Semuanya berawal dari politik jaga gambaran yang diyakininya. Ketika publik mengecam kehendak secara umum dikuasai DPR hendak mengembalikan pemilihan kepala kawasan (pilkada) kepada DPRD, SBY mencoba meresponnya secara positif. Katanya, pilkada pribadi yaitu serpihan reformasi yang harus dipertahankan dan diperbaiki. Dia menjanjikan akan berusaha keras untuk mempertahankan pilkada langsung.
Mungkin beliau percaya, pernyataan itu sanggup meredam rakyat yang mulai gelisah. Mungkin juga beliau mengira, pernyataan itu sanggup membuatnya terlepas dari tanggung jawab: beliau sudah berkomitmen, beliau sudah berusaha keras, tetapi yang memutuskan kan DPR, bukan dirinya. Jadi, tidak perlu risau dengan tuntutan publik.

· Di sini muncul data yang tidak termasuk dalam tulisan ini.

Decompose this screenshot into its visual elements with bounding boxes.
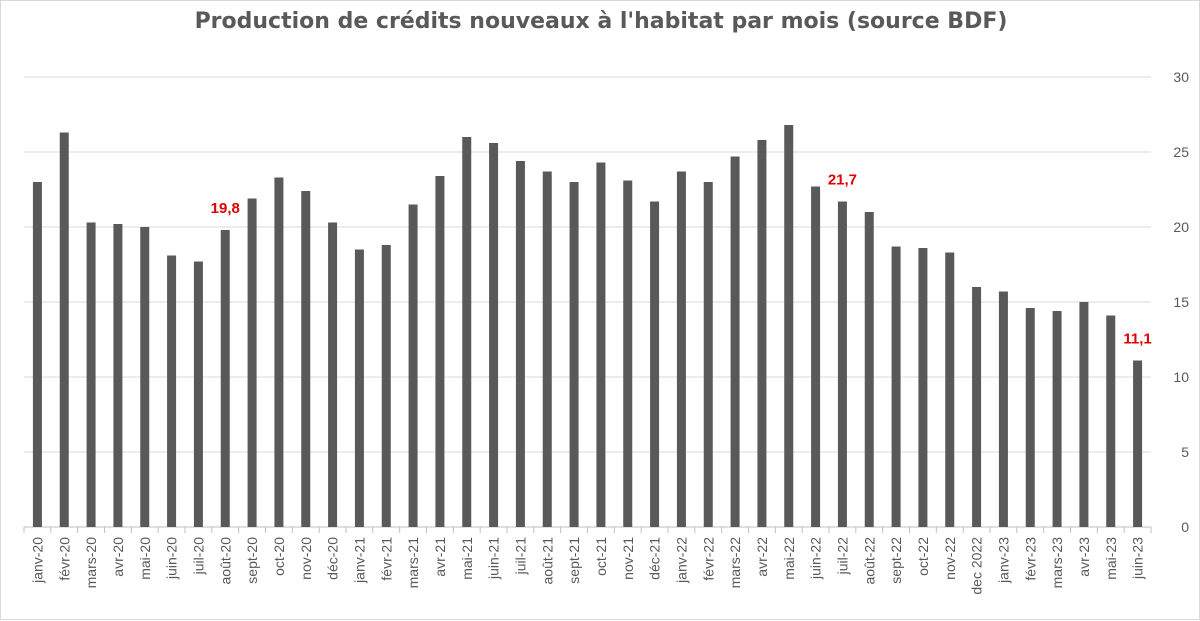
x-tick-label: mai-22	[781, 537, 797, 580]
bar	[569, 182, 579, 527]
bar	[864, 212, 874, 527]
bar	[354, 249, 364, 527]
x-tick-label: mars-21	[405, 537, 421, 589]
bar	[328, 222, 338, 527]
bar	[167, 255, 177, 527]
x-tick-label: juin-21	[486, 537, 502, 580]
x-tick-label: avr-23	[1076, 537, 1092, 577]
x-tick-label: dec 2022	[969, 537, 985, 595]
x-tick-label: nov-21	[620, 537, 636, 580]
bar	[1079, 302, 1089, 527]
x-tick-label: oct-22	[915, 537, 931, 576]
bar	[945, 252, 955, 527]
x-tick-label: févr-21	[378, 537, 394, 581]
bar	[462, 137, 472, 527]
x-tick-label: mai-21	[459, 537, 475, 580]
bar	[837, 201, 847, 527]
bar	[113, 224, 123, 527]
x-tick-label: juil-21	[512, 537, 528, 576]
bar	[515, 161, 525, 527]
y-tick-label: 15	[1173, 294, 1189, 310]
x-tick-label: mai-20	[137, 537, 153, 580]
bar	[650, 201, 660, 527]
x-tick-label: oct-21	[593, 537, 609, 576]
x-tick-label: mai-23	[1103, 537, 1119, 580]
x-tick-label: févr-23	[1022, 537, 1038, 581]
x-tick-label: sept-21	[566, 537, 582, 584]
x-tick-label: nov-22	[942, 537, 958, 580]
x-tick-label: juin-23	[1130, 537, 1146, 580]
x-tick-label: juin-22	[808, 537, 824, 580]
y-tick-label: 0	[1181, 519, 1189, 535]
x-tick-label: mars-23	[1049, 537, 1065, 589]
x-tick-label: févr-20	[56, 537, 72, 581]
bar	[730, 156, 740, 527]
bar	[489, 143, 499, 527]
y-tick-label: 10	[1173, 369, 1189, 385]
bar	[972, 287, 982, 527]
bar	[918, 248, 928, 527]
bar	[1025, 308, 1035, 527]
bar	[784, 125, 794, 527]
x-tick-label: janv-21	[351, 537, 367, 584]
data-label: 21,7	[828, 172, 857, 189]
bar	[32, 182, 42, 527]
x-tick-label: janv-22	[673, 537, 689, 584]
x-tick-label: janv-20	[29, 537, 45, 584]
bar	[274, 177, 284, 527]
x-tick-label: sept-22	[888, 537, 904, 584]
x-tick-label: déc-20	[325, 537, 341, 580]
bar	[301, 191, 311, 527]
x-tick-label: août-22	[861, 537, 877, 585]
x-tick-label: mars-22	[727, 537, 743, 589]
x-tick-label: juil-22	[834, 537, 850, 576]
bar	[676, 171, 686, 527]
bar	[891, 246, 901, 527]
bar	[140, 227, 150, 527]
x-tick-label: janv-23	[995, 537, 1011, 584]
x-tick-label: févr-22	[700, 537, 716, 581]
y-tick-label: 30	[1173, 69, 1189, 85]
bar	[623, 180, 633, 527]
x-tick-label: août-21	[539, 537, 555, 585]
x-tick-label: avr-20	[110, 537, 126, 577]
x-tick-label: avr-22	[754, 537, 770, 577]
x-tick-label: nov-20	[298, 537, 314, 580]
bar	[1106, 315, 1116, 527]
x-tick-label: avr-21	[432, 537, 448, 577]
bar	[220, 230, 230, 527]
x-tick-label: août-20	[217, 537, 233, 585]
bar	[1133, 360, 1143, 527]
x-tick-label: juin-20	[164, 537, 180, 580]
x-tick-label: sept-20	[244, 537, 260, 584]
bar	[247, 198, 257, 527]
bar	[59, 132, 69, 527]
bar	[703, 182, 713, 527]
y-tick-label: 20	[1173, 219, 1189, 235]
x-tick-label: oct-20	[271, 537, 287, 576]
bar	[381, 245, 391, 527]
data-label: 19,8	[211, 200, 240, 217]
bar	[596, 162, 606, 527]
bar	[86, 222, 96, 527]
x-tick-label: juil-20	[190, 537, 206, 576]
bar	[1052, 311, 1062, 527]
bar	[757, 140, 767, 527]
y-tick-label: 5	[1181, 444, 1189, 460]
bar	[542, 171, 552, 527]
bar	[408, 204, 418, 527]
bar	[998, 291, 1008, 527]
y-tick-label: 25	[1173, 144, 1189, 160]
x-tick-label: mars-20	[83, 537, 99, 589]
x-tick-label: déc-21	[647, 537, 663, 580]
bar	[811, 186, 821, 527]
data-label: 11,1	[1123, 331, 1151, 348]
bar	[435, 176, 445, 527]
bar	[193, 261, 203, 527]
chart-title: Production de crédits nouveaux à l'habit…	[194, 9, 1008, 34]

Rupanya beliau tidak menyadari, main sandiwaranya sudah diketahui banyak orang. Bagaimana tidak, sedari awal, pemerintah, melalui Kemendagri menyodorkan naskah RUU Pilkada yang berisi pemilihan gubernur oleh DPRD dan bupati/wali kota oleh rakyat. Meski dalam perjalanannya, sehabis menerima tantangan fraksi-fraksi DPR, pemerintah berubah haluan: gubernur dipilih oleh rakyat, bupati/wali kota dipilih oleh DPRD, tetap saja intinya: pemerintah ingin mengubah praktik pilkada pribadi menjadi pilkada oleh DPRD.
Apalagi ditambah dengan permainan politik di DPR, di mana Partai Demokrat sering bergonta-ganti rupa: kadang dukung pilkada oleh DPRD, kadang dukung pilkada langsung, kadang menegaskan diri menjadi penyeimbang. Semuanya menjadi jelas. SBY hanya akal-akalan pro pilkada langsung, tetapi sejatinya tidak.
Mungkin kalau beliau tidak menjanjikan akan berusaha keras mempertahankan pilkada langsung, mungkin kalau beliau tidak mengaku kecewa hasil voting, mungkin kalau beliau tidak mengaku murka terhadap agresi walk out Fraksi Partai Demokrat; kemarahan rakyat terhadap dirinya tidak sebesar ini. Paling rakyat akan menyimpulkan: ya memang perilaku politik SBY tidak mendukung pilkada langsung. Kecewa berat, dan mendapatkan kenyataan: kalah bertarung sama elit politik.
Tetapi alasannya beliau juga membohongi rakyat, maka kemarahan jadi berlipat. Kenapa? Ya alasannya pernyataan SBY selama ini sama dengan merendahkan kecerdasan dan martabat rakyat. Rakyat mana yang mau dibohongi, dibodoh-bodohi, dan direndahkan. Oleh pemimpinnya sendiri lagi. Hal ini tidak ada presedennya di masyarakat moderen mana pun. Hanya orang terbelakang yang menganggap rakyat bodoh.